April 30, 2026

On Wednesday, the Trumpy Supreme Court gutted the Voting Rights Act and handed Republicans a big, fat gift, even as the right-wing justices pretended otherwise. This could bring the U.S. back to the Jim Crow era.

“Republicans could ultimately eliminate a dozen Democratic congressional seats in the South as a result, leaving no Democratic representatives or majority-minority districts in states including Tennessee, Alabama, Mississippi, South Carolina, and Louisiana—the very places where voting discrimination has historically been most prevalent,” National Voting Rights Correspondent Ari Berman wrote for Mother Jones.

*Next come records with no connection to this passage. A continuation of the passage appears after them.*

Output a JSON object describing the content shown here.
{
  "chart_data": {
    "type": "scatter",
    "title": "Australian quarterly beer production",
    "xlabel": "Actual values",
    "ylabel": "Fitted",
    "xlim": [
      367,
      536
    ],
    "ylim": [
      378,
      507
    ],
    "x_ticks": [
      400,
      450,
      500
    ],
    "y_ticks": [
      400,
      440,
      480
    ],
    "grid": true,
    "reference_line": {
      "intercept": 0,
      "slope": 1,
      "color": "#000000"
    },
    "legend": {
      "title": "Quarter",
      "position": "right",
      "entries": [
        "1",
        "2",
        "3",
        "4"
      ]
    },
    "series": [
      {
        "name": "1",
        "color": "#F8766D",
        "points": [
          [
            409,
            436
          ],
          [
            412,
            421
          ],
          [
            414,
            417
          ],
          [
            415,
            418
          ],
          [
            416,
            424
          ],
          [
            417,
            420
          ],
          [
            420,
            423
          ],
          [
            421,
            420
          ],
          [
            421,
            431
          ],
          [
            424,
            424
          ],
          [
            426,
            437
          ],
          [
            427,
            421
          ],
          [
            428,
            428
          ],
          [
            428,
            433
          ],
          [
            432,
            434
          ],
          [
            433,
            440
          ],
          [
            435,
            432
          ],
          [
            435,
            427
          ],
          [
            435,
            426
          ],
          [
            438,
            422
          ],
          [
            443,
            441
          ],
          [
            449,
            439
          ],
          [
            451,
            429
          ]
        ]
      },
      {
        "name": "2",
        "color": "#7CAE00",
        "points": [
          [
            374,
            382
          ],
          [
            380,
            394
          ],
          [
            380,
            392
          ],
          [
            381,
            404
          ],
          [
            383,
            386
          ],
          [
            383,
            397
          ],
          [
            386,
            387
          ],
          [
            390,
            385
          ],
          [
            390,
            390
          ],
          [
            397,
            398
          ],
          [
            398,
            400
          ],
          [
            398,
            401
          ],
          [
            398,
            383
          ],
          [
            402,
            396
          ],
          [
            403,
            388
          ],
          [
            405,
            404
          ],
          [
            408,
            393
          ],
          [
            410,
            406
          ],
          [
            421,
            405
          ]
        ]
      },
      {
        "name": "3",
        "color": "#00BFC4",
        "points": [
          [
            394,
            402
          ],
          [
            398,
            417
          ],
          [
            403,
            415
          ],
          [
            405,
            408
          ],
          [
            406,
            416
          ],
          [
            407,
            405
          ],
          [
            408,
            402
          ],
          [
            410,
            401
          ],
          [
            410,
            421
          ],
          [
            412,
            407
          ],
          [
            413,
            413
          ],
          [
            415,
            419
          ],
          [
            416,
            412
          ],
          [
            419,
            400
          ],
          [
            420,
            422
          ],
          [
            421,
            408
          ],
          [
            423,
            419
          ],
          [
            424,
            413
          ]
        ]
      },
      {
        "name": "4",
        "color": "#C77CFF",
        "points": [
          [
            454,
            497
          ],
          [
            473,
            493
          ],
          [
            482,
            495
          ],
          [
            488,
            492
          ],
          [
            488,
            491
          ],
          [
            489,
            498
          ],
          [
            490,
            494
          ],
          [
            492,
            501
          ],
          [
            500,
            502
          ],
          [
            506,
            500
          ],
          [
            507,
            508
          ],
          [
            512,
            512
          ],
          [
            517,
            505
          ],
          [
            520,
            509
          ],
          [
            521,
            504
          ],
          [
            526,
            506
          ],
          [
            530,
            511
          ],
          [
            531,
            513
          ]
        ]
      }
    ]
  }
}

You don’t need a law degree to know that the Trump loyalists on the Supreme Court have put our democracy in serious peril. As much or more than Felon 47, himself.

In June, 2025, Rep. Sean Casten (D-IL) introduced a legislative package designed to reform and shore up our democracy.

In addition to other important reforms to our political system, Casten's legislation cuts the ability of the current Supreme Court to act as political enablers for Trump or for a particular ideology.

As he explained in an editorial for The Hill, “One of the quickest ways to reduce the political influence of the existing court would be to take away their ability to decide which of the cases on which lower courts have already ruled could be considered for reversal.” Casten's plan would limit the Supreme Court to its “original jurisdiction,” i.e., matters relating to ambassadors and disputes where one of the states is a party.

The plan is to create a 13-judge multi-circuit panel to hear cases in which the U.S. or federal agency "is a party, cases concerning constitutional or statutory interpretation of federal law or cases clarifying the functions or actions of an executive order.” The judges would be randomly selected from each circuit and each would serve for only one year.

Perhaps the fastest and easiest reform was one Casten also outlined for The Hill: Congress using its “power of the purse” to make “a significant portion” of its funding “contingent on meaningful ethics reforms.” If Democrats take back the House of Representatives, as is expected, that could and should be at the top of their To-Do List.

Casten's suggestions sound great to me. But whether adopted in whole, in part or whether some other plan is put to work, Dems need to address SCOTUS reform ASAP.